General information
- Type: Fighter
- National origin: Soviet Union
- Manufacturer: OKB - 301, Khimki, Moscow region
- Designer: V. P. Gorbunov
- Number built: 100

History
- Manufactured: 1940
- First flight: 30 March 1940
- Developed into: Lavochkin-Gorbunov-Gudkov LaGG-3 Lavochkin La-5 Lavochkin La-7

= Lavochkin-Gorbunov-Gudkov LaGG-1 =

Soviet fighter aircraft of WWII

The Lavochkin-Gorbunov-Gudkov LaGG-1 (Лавочкин-Горбунов-Гудков ЛаГГ-1) was a Soviet fighter aircraft of World War II. Although not very successful, it formed the basis for a series of aircraft that would eventually become some of the most formidable Soviet fighters of the war.

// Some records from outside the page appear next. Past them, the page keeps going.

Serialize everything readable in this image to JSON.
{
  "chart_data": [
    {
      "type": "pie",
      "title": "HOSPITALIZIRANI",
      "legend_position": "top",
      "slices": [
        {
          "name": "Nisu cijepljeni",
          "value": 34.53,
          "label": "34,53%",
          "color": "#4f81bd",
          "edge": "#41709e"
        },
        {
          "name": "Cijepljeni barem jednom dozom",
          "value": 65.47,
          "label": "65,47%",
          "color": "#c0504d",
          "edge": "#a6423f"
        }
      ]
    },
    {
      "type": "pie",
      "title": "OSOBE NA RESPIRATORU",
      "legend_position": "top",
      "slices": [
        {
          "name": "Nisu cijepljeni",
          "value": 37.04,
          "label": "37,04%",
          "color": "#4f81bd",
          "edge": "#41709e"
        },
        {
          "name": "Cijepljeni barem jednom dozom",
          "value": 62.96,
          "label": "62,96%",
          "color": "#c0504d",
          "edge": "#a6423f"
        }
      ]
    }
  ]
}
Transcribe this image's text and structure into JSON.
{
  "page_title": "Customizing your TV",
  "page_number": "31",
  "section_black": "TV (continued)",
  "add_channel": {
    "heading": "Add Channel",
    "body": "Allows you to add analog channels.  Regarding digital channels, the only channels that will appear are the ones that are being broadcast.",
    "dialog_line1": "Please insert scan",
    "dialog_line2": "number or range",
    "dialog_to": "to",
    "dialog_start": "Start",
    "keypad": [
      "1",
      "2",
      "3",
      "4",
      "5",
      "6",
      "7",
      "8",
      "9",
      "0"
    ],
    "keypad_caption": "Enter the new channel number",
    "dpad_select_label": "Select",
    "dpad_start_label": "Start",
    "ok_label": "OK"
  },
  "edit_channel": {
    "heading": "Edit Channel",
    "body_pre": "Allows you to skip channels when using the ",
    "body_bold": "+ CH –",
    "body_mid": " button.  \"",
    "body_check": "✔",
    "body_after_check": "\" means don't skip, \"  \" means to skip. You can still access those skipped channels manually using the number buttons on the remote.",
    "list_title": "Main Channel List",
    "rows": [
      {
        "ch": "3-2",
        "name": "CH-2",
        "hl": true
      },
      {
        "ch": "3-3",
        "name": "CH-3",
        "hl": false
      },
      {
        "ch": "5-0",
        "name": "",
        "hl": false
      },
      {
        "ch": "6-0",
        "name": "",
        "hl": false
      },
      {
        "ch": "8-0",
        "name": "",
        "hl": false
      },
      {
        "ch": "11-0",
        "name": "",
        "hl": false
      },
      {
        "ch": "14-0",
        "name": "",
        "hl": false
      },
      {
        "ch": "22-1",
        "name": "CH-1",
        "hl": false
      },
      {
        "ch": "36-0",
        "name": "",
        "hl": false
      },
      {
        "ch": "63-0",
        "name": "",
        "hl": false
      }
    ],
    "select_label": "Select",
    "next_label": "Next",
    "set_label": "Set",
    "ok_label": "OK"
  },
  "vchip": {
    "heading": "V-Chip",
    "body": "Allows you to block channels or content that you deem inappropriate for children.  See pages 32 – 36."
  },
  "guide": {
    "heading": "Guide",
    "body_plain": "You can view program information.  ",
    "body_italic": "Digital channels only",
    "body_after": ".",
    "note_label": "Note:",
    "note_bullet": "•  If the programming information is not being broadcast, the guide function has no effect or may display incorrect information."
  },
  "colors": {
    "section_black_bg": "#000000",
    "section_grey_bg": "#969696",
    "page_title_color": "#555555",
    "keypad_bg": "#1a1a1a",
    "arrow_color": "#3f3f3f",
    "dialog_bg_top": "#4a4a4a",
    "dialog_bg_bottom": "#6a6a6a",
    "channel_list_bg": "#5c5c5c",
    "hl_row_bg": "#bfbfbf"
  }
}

==Design and development==
The LaGG-1 was designed in 1938 by Semyon Lavochkin, Vladimir P. Gorbunov and Mikhail Gudkov of design bureau OKB-301 in Khimki to the north-west of Moscow. It was designed as a light-weight aircraft around the Klimov M-105 engine and built out of laminated wood to save on strategic materials. The first prototype flew on March 30, 1940, and once some initial difficulties had been worked out of the design, proved to be promising, if somewhat short of what its designers had hoped for. By this stage, however, the need to modernise the Soviet Air Force had been made plain by recent losses in the Winter War with Finland, and the aircraft, initially designated I-22 was ordered into production. Some 100 aircraft were sent to evaluation squadrons, where their shortcomings quickly became obvious. The new fighter proved clearly underpowered. It lacked agility and range. Furthermore, while the prototypes were carefully handmade and finished, the mass-produced examples were comparatively crude.

The subsequent modifications undertaken by Lavochkin's OKB would result at last in the LaGG-3.